The KC Space Pirates had the last operating window of the competition and began with high expectations. They first tried with “MaryAnn’ and had climbs of several minutes but did not reach the top. Then they switched climbers to a model called “Skipper” which made a long climb of about 12 minutes duration but at a fairly slow rate and their attempt again ended about 50 meters short of the top.

Ben Shelef of the Spaceward Foundation said, “I have watched these teams steadily improve their designs since we began the challenge in 2005 and the sophistication of the systems that they demonstrated this week is impressive by any standard.”

The previous Power Beaming competition in 2007 had been conducted with a crane supporting a 100-meter high cable and no team was able to reach that much lower target in the required time. So the performance of all of the teams this year was a major step forward. The challenge requirements were far more demanding and the operating environment was far more complex. The teams and the Spaceward crew had to contend with helicopter operating times limited by refueling needs, laser operating windows constrained by satellite passages and unpredictable holds dictated by unrelated airfield operations, not to mention desert winds and shorter periods of daylight. The support and coordination provided by the NASA Dryden Flight Research Center personnel was essential to operational success.

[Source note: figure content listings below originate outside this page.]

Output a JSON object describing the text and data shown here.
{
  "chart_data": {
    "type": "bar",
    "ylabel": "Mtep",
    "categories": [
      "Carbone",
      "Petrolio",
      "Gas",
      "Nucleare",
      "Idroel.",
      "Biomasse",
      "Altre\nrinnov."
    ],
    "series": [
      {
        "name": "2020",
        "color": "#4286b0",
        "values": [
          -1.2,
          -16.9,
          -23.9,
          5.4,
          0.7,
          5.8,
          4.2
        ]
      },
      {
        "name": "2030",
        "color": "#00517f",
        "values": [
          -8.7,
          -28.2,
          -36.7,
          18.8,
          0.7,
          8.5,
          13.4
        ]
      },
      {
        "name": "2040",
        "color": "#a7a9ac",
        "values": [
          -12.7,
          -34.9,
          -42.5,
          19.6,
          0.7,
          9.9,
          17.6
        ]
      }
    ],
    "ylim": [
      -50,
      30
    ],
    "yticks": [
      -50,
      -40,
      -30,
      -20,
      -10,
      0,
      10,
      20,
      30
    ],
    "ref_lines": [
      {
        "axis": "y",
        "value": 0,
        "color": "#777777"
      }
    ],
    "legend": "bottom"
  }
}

A vertical “racetrack” was created for the competition by suspending a cable from a helicopter flying 1,300 meters (4,300 feet) overhead. This arrangement, along with the high-power laser systems provided a unique and unprecedented testing environment. According to Centennial Challenge program manager, Andrew Petro, “The kilometer-high vertical cable system established for this competition was something that had never been done before and it is a remarkable accomplishment in itself. The Spaceward Foundation and their partners along with our hosts at NASA Dryden deserve a lot of credit for their creativity and determination.

The precise flying was the work of pilot Doug Uttecht, in an MD-530FF from Northwest Helicopter of Olympia, Washington. Keith Mackey, an aviation consultant from Ocala, Florida developed the navigation techniques and provided guidance from the ground via radio. Ensuring that the cable did not snag and that each climber was picked up and deposited back to Earth gently was the job of the “Tetherman”, Michael Keating. Michael is a Spaceward Foundation volunteer and a high school physics teacher in Pasadena, California. Doug, Keith and Michael performed flawlessly and no climbers were damaged during numerous launches and recoveries.

The Power Beaming Challenge is one of six Centennial Challenges managed by NASA's Innovative Partnership Program. NASA's Centennial Challenges program's goals are to drive progress in aerospace technology that is of value to NASA's missions; encourage participation by independent inventors, student groups and private companies of all sizes in aerospace research and development; and find innovative solutions to technical challenges through competition and cooperation.